Ja chciałam zbliżyć się do oryginału, ale nie mogłam znaleźć w domu granatowego lnu, o którym byłam przekonana, że go gdzieś mam, więc sięgnęłam po kawałek ciemnogranatowego jeansu, a do haftu używam białej muliny. Idzie wolno, bo jeans jest strasznie sztywny i palce mnie bolą do wbijania igły, ale kółko po kółku zapełniam powierzchnię prostokąta o wymiarach 40 na 35 cm.
I wanted to get as close to the original as possible but I couldn't find a piece of dark blue linen I thought I had somewhere, so I took a piece of very dark blue jeans and I'm using white cotton thread. It's a slow process because the jeans is heavy and dense, and my fingers hurt from the needle, but one by one circles appear on this 40x35 cm piece of fabric.

Wycięłam taki kawałek, bo chcę sobie z niego uszyć torbę (to będzie zewnętrzna strona, drugi bok raczej nie będzie haftowany). Wybrałam wariację na temat motywu zachodzących na siebie okręgów zwanego shippō. W monotonii i powtarzalności tej techniki, jak i w każdym innym hafcie, jest jakiś spokój i harmonia - to nie robótka na drutach, którą robię nie patrząc sobie na ręce i mogę w jej trakcie oglądać japońskie filmy i czytać napisy. Tu muszę się skupiać na każdym ściegu, po powinny być one tej samej długości i oczywiście powinnam robić idealne okręgi. Dlatego do tej robótki cały wczorajszy wieczór oglądałam pierwszy sezon "Gry o tron" (wiem, już wszyscy to czytali i widzieli, jestem jak zwykle na końcu... *^v^*).
I cut out such piece because I want to turn it into a tote bag (it will be the outer side). I chose the variation of the intelacing circles pattern called shippō. In the monotony and repeatedness of this technique, just like in every embroidery, there is some piece and harmony - it's not the knitting which I can do without looking at my hands so I can knit and watch Japanese movies and read the dialogues at the same time. Here I have to concentrate on making the stitches even and the circles perfect. That's why last night I watched "The Game of Thrones" while doing it (yes, I know, everybody's seen it and read it already, iI'm the last one... *^v^*).

***

Z innej beczki - balkon mi kiełkuje i rośnie. ~^o^~
And now for something completely different - my balcony is sprouting and growing! ~^o^~


Zaczynam się zastanawiać, czy nie przesadziłam z ilością roślin... Oczywiście, wciąż mam część sadzonek, które nie są moje, a uprawiam je do podzielenia się ze Squirk (chilli, okra) i moją mamą (pomidorki), ale i tak jest tego jakoś tak dużo...
I started to wonder that maybe I have too much of it all... Of course, I still have some plants that are to be shared with Squirk (chilli, okra) and my mom (tomatoes), but there's still a lot left...
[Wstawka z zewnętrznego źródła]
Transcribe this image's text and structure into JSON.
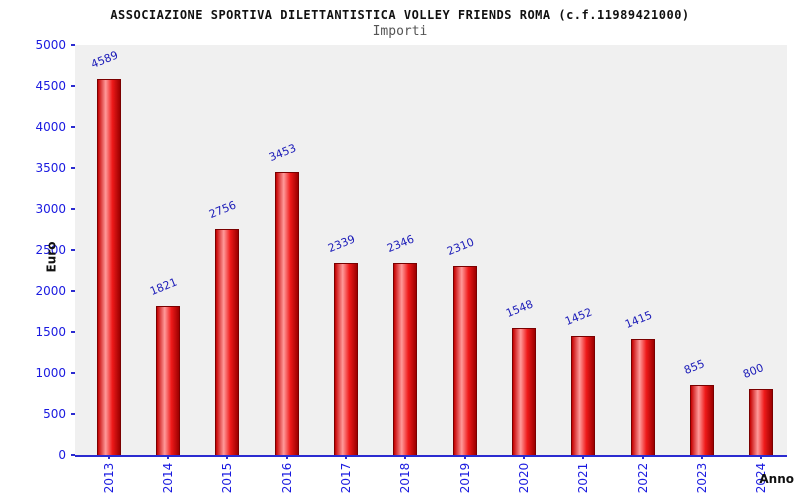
{
  "header": {
    "title": "ASSOCIAZIONE SPORTIVA DILETTANTISTICA VOLLEY FRIENDS ROMA (c.f.11989421000)",
    "subtitle": "Importi"
  },
  "chart_data": {
    "type": "bar",
    "title": "ASSOCIAZIONE SPORTIVA DILETTANTISTICA VOLLEY FRIENDS ROMA (c.f.11989421000)",
    "subtitle": "Importi",
    "categories": [
      "2013",
      "2014",
      "2015",
      "2016",
      "2017",
      "2018",
      "2019",
      "2020",
      "2021",
      "2022",
      "2023",
      "2024"
    ],
    "values": [
      4589,
      1821,
      2756,
      3453,
      2339,
      2346,
      2310,
      1548,
      1452,
      1415,
      855,
      800
    ],
    "xlabel": "Anno",
    "ylabel": "Euro",
    "ylim": [
      0,
      5000
    ],
    "yticks": [
      0,
      500,
      1000,
      1500,
      2000,
      2500,
      3000,
      3500,
      4000,
      4500,
      5000
    ],
    "grid": false,
    "legend": "none",
    "bar_color": "#e01a1a",
    "bar_edge_color": "#7a0000",
    "value_label_color": "#1a1ab8",
    "tick_label_color": "#1a1ae0",
    "plot_background": "#f0f0f0"
  }
}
Dwie skrzynki z bazyliami zawiesiłam na barierce, żeby zwolnić miejsce na podłodze, bo... właśnie wysiewam edamame i groch Kelvedon Wonder. Z tymi bazyliami (oprócz tajskiej) to w ogóle nie wiem, jak będzie, bo od dwóch tygodni stoją w miejscu - ani nie rosną, ani nie padają...
I hanged two long pots with basils on the rails to free some space on the floor because... I've sown edamame and Kelvedon Wonder peas. I'm not sure about the basils and shiso because (apart from the Thai basil) they stopped growing two weeks ago and just stand still...


Niespodziewana wizyta w Makro Cash & Carry (tylko po koperty...) niestety zaowocowała zakupem nasion rośliny, której wcale nie planowałam, ale okazuje się, że akurat mam dla niej idealną wysoką donicę i a Robert doczytał, że można ją siać do czerwca... A mianowicie, kupiłam mieszankę kolorowych marchewek - żółte, pomarańczowe, fioletowe. Wysialam je na próbę i dla hecy, bo przecież nie wyżywię się marchewkami z jednej donicy na balkonie, ale w tej donicy miały rosnąć pomidory... I już sama nie wiem, czy mi się ten balkon w końcu nie urwie, jest tam już 90 litrów ziemi!
An unexpected visit to Makro Cash & Carry gave me another seeds that I never ever planned to sow but it turned out that I have just the perfect high pot for it and my husband saw it can be sown till June so he said "Go for it!"... Namely, I bought a mix of carrots of different colours - yellow, orange and violet. I sown them just for fun because I cannot feed myself all Summer with just one pot but I wanted to use this pot for the tomatoes... And I'm really not sure if my balcony is strong enough for all those plants and that much soil!


Byle do lipca, powtarzam sobie, byle do lipca, wtedy całe to towarzystwo pojedzie na dwa razy większy balkon. No, ale nie mogę czekać do lipca z sianiem, bo rośliny potrzebują czasu do wzrostu.
Wait till July, I keep telling myself, because in July all my plants will be moved to a twice as big balcony. But I cannot wait with sowing till July, plants need time to sprout and grow.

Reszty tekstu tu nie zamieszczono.